Durante o meu primeiro inverno, depois de a minha lealdade já ter sido observada por alguns meses seguidos, Roberto se oferecia para guardar meu casaco e minha sacola de compras cheia de produtos da feira na cozinha para eu ficar mais livre. Eu comia e bebia de acordo com o clima e com meus desejos, e me lembro de algumas das refeições feitas ali, de pé, como as melhores da minha vida.”

Enfim, não deixem de ir à Cantina do Mori!
Em Veneza, o legal mesmo é caminhar, caminhar, caminhar... De repente, por entre as andanças nas ruelas antigas, você pode se surpreender com uma lojinha, um restaurante ou um bar de mil anos atrás.
Numa dessas andanças, nos afastando da muvuca, indo em direção ao Giardini, eu acabei me deparando numa esquina com um barzinho simples e cheio de venezianos esquisitos: tinha uma mulher meio punk meio hippie que tomava uma bebida colorida e tava com uma cara bem “deprê”, tinha um casal de idosos que não se aguentavam sentados (imaginem de pé!) tomando um café, uma mulher com umas crianças malucas e um grupo de velhinhos que falavam alto no dialeto veneziano. Achei um sarro e, claro, sentei na última mesa que sobrava no terraço. Resolvi pedir a mesma bebida que a punk depressiva estava tomando. Chamava-se spritz. Eu nunca tinha ouvido falar dessa bebida que é típica de Veneza. A receita é água com gás, prosecco, Aperol e umas pedras de gelo. Uma delícia! Super refrescante! Depois de duas ou três, eu já estava rindo daquelas pessoas tão inusitadas. Enfim, não deixe de experimentar o spritz!



Áreas residenciais de Veneza.


Áreas residenciais de Veneza.


Têm dois restaurantes que nós fomos que nos chamou bastante atenção. Um é o Da Mamo, inaugurado em 1987, que fica numa rua bem estreita. Comemos uma pizza que estava uma delícia! Mas os pratos de massa também pareciam muito apetitosos. Vale muito a visita. O outro restaurante é a Osteria Al Pesador, que fica na beira do Gran Canale e que é bem agradável para o fim de tarde. A entrada e os pratos que pedimos estavam muito gostosos.

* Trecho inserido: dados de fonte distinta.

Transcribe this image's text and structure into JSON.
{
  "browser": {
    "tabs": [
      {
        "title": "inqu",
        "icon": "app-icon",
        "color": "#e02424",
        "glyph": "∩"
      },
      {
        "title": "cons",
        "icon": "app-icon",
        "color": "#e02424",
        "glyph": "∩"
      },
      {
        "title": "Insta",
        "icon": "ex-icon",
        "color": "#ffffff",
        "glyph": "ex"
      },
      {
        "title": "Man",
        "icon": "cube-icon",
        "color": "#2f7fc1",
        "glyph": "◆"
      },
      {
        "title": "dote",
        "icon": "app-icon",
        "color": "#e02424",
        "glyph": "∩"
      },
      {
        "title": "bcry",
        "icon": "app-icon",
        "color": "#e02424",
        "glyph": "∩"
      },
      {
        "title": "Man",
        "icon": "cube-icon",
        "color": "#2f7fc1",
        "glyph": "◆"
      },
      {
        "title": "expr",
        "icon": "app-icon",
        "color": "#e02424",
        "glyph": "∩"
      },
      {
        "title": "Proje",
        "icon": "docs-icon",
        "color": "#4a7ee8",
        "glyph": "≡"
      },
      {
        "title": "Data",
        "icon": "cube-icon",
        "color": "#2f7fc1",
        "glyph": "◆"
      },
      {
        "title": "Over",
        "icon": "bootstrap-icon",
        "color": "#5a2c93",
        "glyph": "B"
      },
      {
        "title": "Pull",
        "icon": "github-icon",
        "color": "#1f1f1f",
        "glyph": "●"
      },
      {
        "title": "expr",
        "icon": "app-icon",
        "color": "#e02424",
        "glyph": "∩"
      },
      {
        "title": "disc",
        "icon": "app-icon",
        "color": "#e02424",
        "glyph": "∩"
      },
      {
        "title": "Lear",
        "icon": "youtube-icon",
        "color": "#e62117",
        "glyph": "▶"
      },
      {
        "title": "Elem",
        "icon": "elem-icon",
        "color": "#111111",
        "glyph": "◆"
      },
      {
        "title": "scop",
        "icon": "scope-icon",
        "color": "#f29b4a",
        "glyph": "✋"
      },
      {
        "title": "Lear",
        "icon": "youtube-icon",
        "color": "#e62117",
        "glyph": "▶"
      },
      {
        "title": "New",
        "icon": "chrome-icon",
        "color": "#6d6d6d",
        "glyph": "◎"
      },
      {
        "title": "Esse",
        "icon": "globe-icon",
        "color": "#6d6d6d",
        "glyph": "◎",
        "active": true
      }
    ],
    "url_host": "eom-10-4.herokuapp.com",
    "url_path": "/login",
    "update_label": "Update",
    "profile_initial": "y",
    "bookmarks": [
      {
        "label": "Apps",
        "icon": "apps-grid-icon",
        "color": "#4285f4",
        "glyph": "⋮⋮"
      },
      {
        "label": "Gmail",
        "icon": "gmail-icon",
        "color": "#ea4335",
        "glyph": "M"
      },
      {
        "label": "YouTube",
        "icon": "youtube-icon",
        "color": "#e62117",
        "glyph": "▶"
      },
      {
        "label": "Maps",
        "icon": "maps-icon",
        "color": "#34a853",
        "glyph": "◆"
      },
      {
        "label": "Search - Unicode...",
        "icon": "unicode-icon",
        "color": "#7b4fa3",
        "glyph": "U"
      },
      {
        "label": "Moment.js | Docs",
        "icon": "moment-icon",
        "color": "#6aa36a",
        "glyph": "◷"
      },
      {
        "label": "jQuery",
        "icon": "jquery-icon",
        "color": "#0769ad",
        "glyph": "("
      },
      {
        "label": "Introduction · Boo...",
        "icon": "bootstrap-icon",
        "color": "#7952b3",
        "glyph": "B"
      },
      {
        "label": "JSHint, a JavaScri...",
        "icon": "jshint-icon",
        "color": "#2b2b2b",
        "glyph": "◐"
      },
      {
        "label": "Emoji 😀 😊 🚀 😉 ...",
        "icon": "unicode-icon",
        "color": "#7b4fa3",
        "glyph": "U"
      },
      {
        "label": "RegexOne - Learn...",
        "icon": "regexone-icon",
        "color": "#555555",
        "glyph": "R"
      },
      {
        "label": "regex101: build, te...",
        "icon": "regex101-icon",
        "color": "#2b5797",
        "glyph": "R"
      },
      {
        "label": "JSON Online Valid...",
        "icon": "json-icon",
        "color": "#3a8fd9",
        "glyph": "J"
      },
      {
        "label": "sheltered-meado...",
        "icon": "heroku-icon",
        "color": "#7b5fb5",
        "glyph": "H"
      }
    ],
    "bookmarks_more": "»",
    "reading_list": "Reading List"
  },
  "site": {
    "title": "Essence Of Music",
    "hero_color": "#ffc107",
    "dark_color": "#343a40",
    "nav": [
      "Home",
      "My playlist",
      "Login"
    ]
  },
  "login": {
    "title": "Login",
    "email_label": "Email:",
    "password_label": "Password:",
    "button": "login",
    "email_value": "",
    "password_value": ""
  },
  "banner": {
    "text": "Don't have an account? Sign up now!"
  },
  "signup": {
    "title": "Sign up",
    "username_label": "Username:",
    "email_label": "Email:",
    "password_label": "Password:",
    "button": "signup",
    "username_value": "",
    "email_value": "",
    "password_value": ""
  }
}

Veneza ao entardecer. (Flickr)


Se quiser fazer um programa diferente do roteiro tradicional, eu indico assistir a uma ópera no Palazzo BarbarigoMinotto. Trata-se de um espetáculo bem intimista com bons atores e cantores. Na minha opinião, vale muito a pena a experiência, mesmo pra quem não gosta de ópera (como eu! J).
Por fim, acho legal também conhecer outras ilhas mais tranquilas de Veneza, onde o turismo não é tão exacerbado e você pode vivenciar mais o dia a dia veneziano. Eu escolhi Lido para visitar, sobretudo, porque tem praia (e eu sou fascinada por uma praia!). Mas a praia de lá não é boa. O interessante é andar pelas ruas calmas e sossegadas, parar num café ou num restaurante e comer bem fora do burburinho. Tente voltar do Lido no entardecer. É lindíssimo pegar um vaporetto e chegar ao centro de Veneza contemplando o por do sol.

Parcheggi:

Um comentário:

Fabi Capra disse...

Syl, tava indo responder uma mensagem sua (depois de décadas) e vi no seu perfil do face o link do seu blog, resolvi clicar e to me deliciando com as suas viagens!!! Adorei as dicas de Veneza... eu fui em 2006, num daytrip de Milão, e acho q não aproveitei muito, pois não tenho tantas recordações tbm. Espero qnd eu voltar eu goste tanto como você. Lindas fotos.